CARTAS DE LECTORES
¡Los irracionales de siempre!
31/03/10 |
Miguel Ángel Henríquez reflexiona acerca de los hechos violentos ocurridos el último 24 de marzo en Neuquén Capital.
Me pregunto ¿los delincuentes usados por los dirigentes, conocen lo acontecidos en los años 70? había niños de 4 o 5 años, seguramente con sus padres, adolescentes entre 10 y 20 años, que destruyeron todo y robaron a su paso, dejando una imagen producida por un fuerza dañina, perturbadora.
Los dirigentes de los derechos humanos saben y alientan estos actos, solo ocasionados por la soberbia, la bronca y el desquite de aquellos que no pudieron obtener el poder por la fuerza. Saben que los menores en estado emocional son carne de cañón y elementos de fácil manipulación. Es por ello que son usados.
En la época nefasta de los 70, la gran mayoría de los que participan de estos actos irracionales no estuvieron presentes. No conocen la historia real, también dudo de muchos de los organizadores hayan participado. Si con seguridad son los que en mucho de los casos lucran con esta situación.
Vi a dirigentes de madres de plaza de mayo cómo la señora Inés Rhani y otras que se dirigían a la policía cómo si estuviera frente a los que mataron a su hijo, ¡se quedó en el tiempo! ¿Qué intereses ideológicos los mueve a realizar estos actos y dichos a representantes de la Ley, o para ellos son todos delincuentes. Esa policía que ella increpaba tiene la mitad de su vida, no son los de los años 70 u 80.
Entiendo el dolor de la perdida de seres queridos, pero las heridas no van a cerrar jamás con actos de soberbia ¿queremos los argentinos curar las heridas de nuestra patria por arriba de las personales o seguiremos creyendo que somos la verdad y los otros son nuestros enemigos? Quiero que nos unamos de una vez por todas, estrechemos fuerzas y luchemos por una libre y gloriosa nación. Que nuestros muertos hayan entregado su vida, equivocados o no por una causa noble y amplia, “por la nación”.
Soy uno de los perseguidos por el obscuro y tenebroso proceso militar, tenía tan solo 22 años, fui desterrado de mi lugar de origen y perseguido por años, lejos de mi familia, acusado de comunista. Jamás fui, si de origen pobre, de padres extranjeros que vinieron a este hermoso país buscando un promisorio horizonte de crecimiento y prosperidad, lo que el suyo no les brindó. Se fueron de este mundo agradecidos a este país que les dio hijos, nietos y un mejor bienestar. Nunca salieron a romper nada ni faltarles el respeto a las autoridades. Estaban orgullosos de vivir en esta Argentina.

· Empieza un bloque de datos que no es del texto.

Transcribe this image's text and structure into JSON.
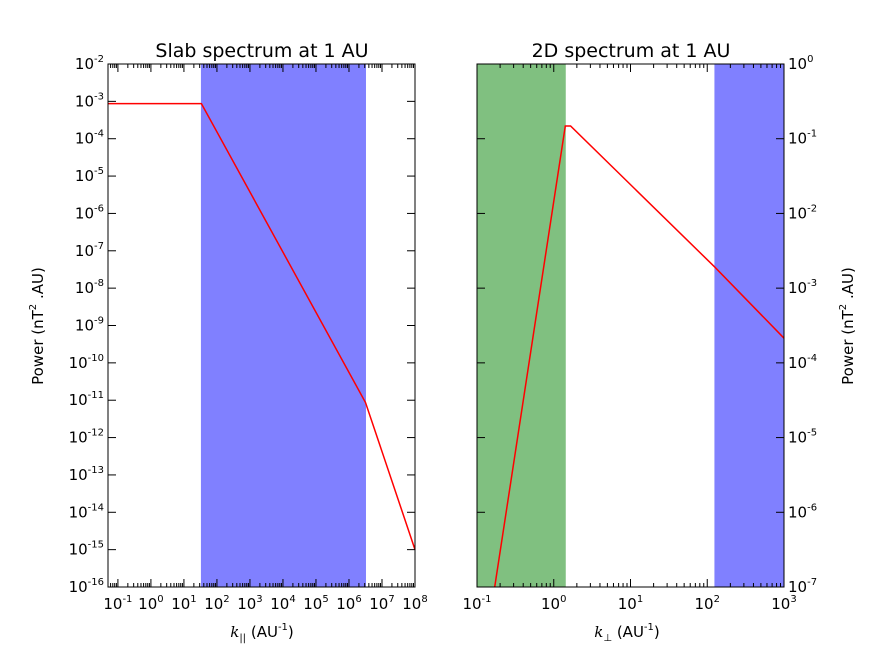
{
  "chart_data": [
    {
      "type": "line",
      "title": "Slab spectrum at 1 AU",
      "xlabel_var": "k",
      "xlabel_sub": "||",
      "xlabel_unit": "(AU",
      "xlabel_unit_exp": "-1",
      "xlabel_close": ")",
      "ylabel": "Power (nT",
      "ylabel_exp": "2",
      "ylabel_tail": " .AU)",
      "xscale": "log",
      "yscale": "log",
      "xlim_exp": [
        -1.3,
        8
      ],
      "ylim_exp": [
        -16,
        -2
      ],
      "x_tick_base": "10",
      "x_tick_exps": [
        "-1",
        "0",
        "1",
        "2",
        "3",
        "4",
        "5",
        "6",
        "7",
        "8"
      ],
      "y_tick_base": "10",
      "y_tick_exps": [
        "-2",
        "-3",
        "-4",
        "-5",
        "-6",
        "-7",
        "-8",
        "-9",
        "-10",
        "-11",
        "-12",
        "-13",
        "-14",
        "-15",
        "-16"
      ],
      "shaded_regions": [
        {
          "name": "inertial-range",
          "x_from_exp": 1.53,
          "x_to_exp": 6.5,
          "color": "#8080ff"
        }
      ],
      "series": [
        {
          "name": "slab-spectrum",
          "color": "#ff0000",
          "x_exp": [
            -1.3,
            1.53,
            6.5,
            8.0
          ],
          "y_exp": [
            -3.06,
            -3.06,
            -11.06,
            -15.0
          ]
        }
      ]
    },
    {
      "type": "line",
      "title": "2D spectrum at 1 AU",
      "xlabel_var": "k",
      "xlabel_sub": "⊥",
      "xlabel_unit": "(AU",
      "xlabel_unit_exp": "-1",
      "xlabel_close": ")",
      "ylabel": "Power (nT",
      "ylabel_exp": "2",
      "ylabel_tail": " .AU)",
      "xscale": "log",
      "yscale": "log",
      "xlim_exp": [
        -1,
        3
      ],
      "ylim_exp": [
        -7,
        0
      ],
      "x_tick_base": "10",
      "x_tick_exps": [
        "-1",
        "0",
        "1",
        "2",
        "3"
      ],
      "y_tick_base": "10",
      "y_tick_exps": [
        "0",
        "-1",
        "-2",
        "-3",
        "-4",
        "-5",
        "-6",
        "-7"
      ],
      "shaded_regions": [
        {
          "name": "energy-range",
          "x_from_exp": -1,
          "x_to_exp": 0.15,
          "color": "#80c080"
        },
        {
          "name": "dissipation-range",
          "x_from_exp": 2.1,
          "x_to_exp": 3,
          "color": "#8080ff"
        }
      ],
      "series": [
        {
          "name": "2d-spectrum",
          "color": "#ff0000",
          "x_exp": [
            -0.77,
            0.15,
            0.22,
            2.1,
            3.0
          ],
          "y_exp": [
            -7.0,
            -0.83,
            -0.83,
            -2.72,
            -3.67
          ]
        }
      ]
    }
  ]
}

Los hechos del proceso militar producidos a partir del 24 de marzo de 1.974, no fue casual, se produce por la ineficiencia de los partidos políticos y dirigentes ineptos en la función, que crearon un caldo de cultivo para que intereses políticos internacionales comiencen el proceso de crecimiento en los sectores más pobres del país.
Así fueron creciendo fuerzas ideológicas que comenzaron a socavar las franjas indefensas y olvidadas por el gobierno democrático de Isabel Martínez de Perón, manejada por el “brujo” José López Rega, creador de la triple AAA. (Alianza Anticomunista Argentina).

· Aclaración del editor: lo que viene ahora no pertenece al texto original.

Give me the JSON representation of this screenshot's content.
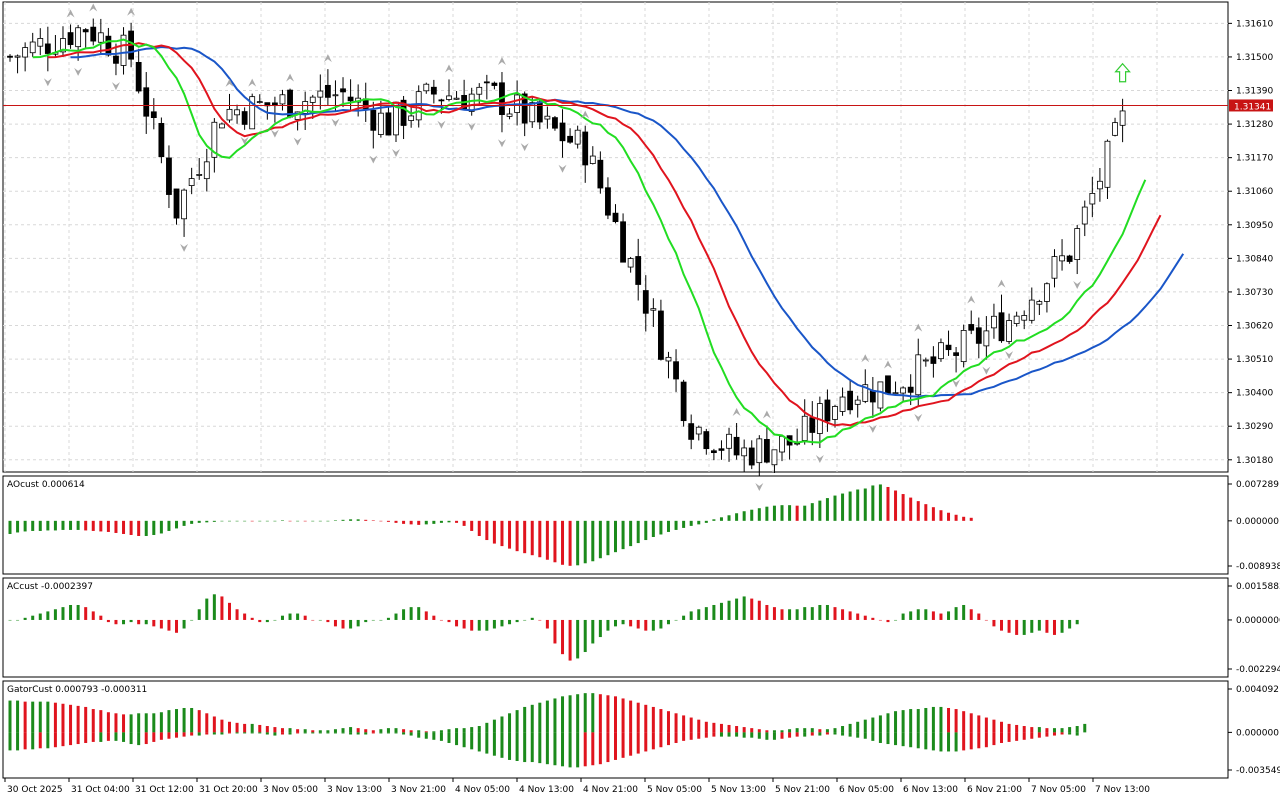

¿Donde estaban los señores dirigentes políticos que hoy se dan el lujo de increpar a las autoridades democráticas (elegidas por el pueblo) El señor extranjero, dirigente de unas de las corrientes de los derechos humanos, y otros?
Inés Ragni dijo”-nuestra lucha es de por vida, moriremos con este pañuelo blanco pidiendo justicia. Esperamos que los jóvenes sigan nuestra lucha como la seguimos nosotras con toda la coherencia que hemos tenido todos estos años de lucha”.
Espero que tengan más coherencia y racionalidad, porque los comerciantes, dueños de esos comercios que con seguridad nadie les regaló nada para tenerlos, no tienen la culpa de nada, todo lo contrario, se han sacrificado toda una vida para crecer y mantenerse.
No tenemos los neuquinos porque pagar los daños ocasionados por estos inadaptados, la justicia tiene que actuar en consecuencia, se sabe quienes fueron. Los señores legisladores deben trabajar en la prohibición del uso de capuchas y pañuelos para cubrirse la cara y de esta manera delinquir, y no ser reconocidos.
Justicia, justicia, justicia para todos, derechos humanos para todos los argentinos.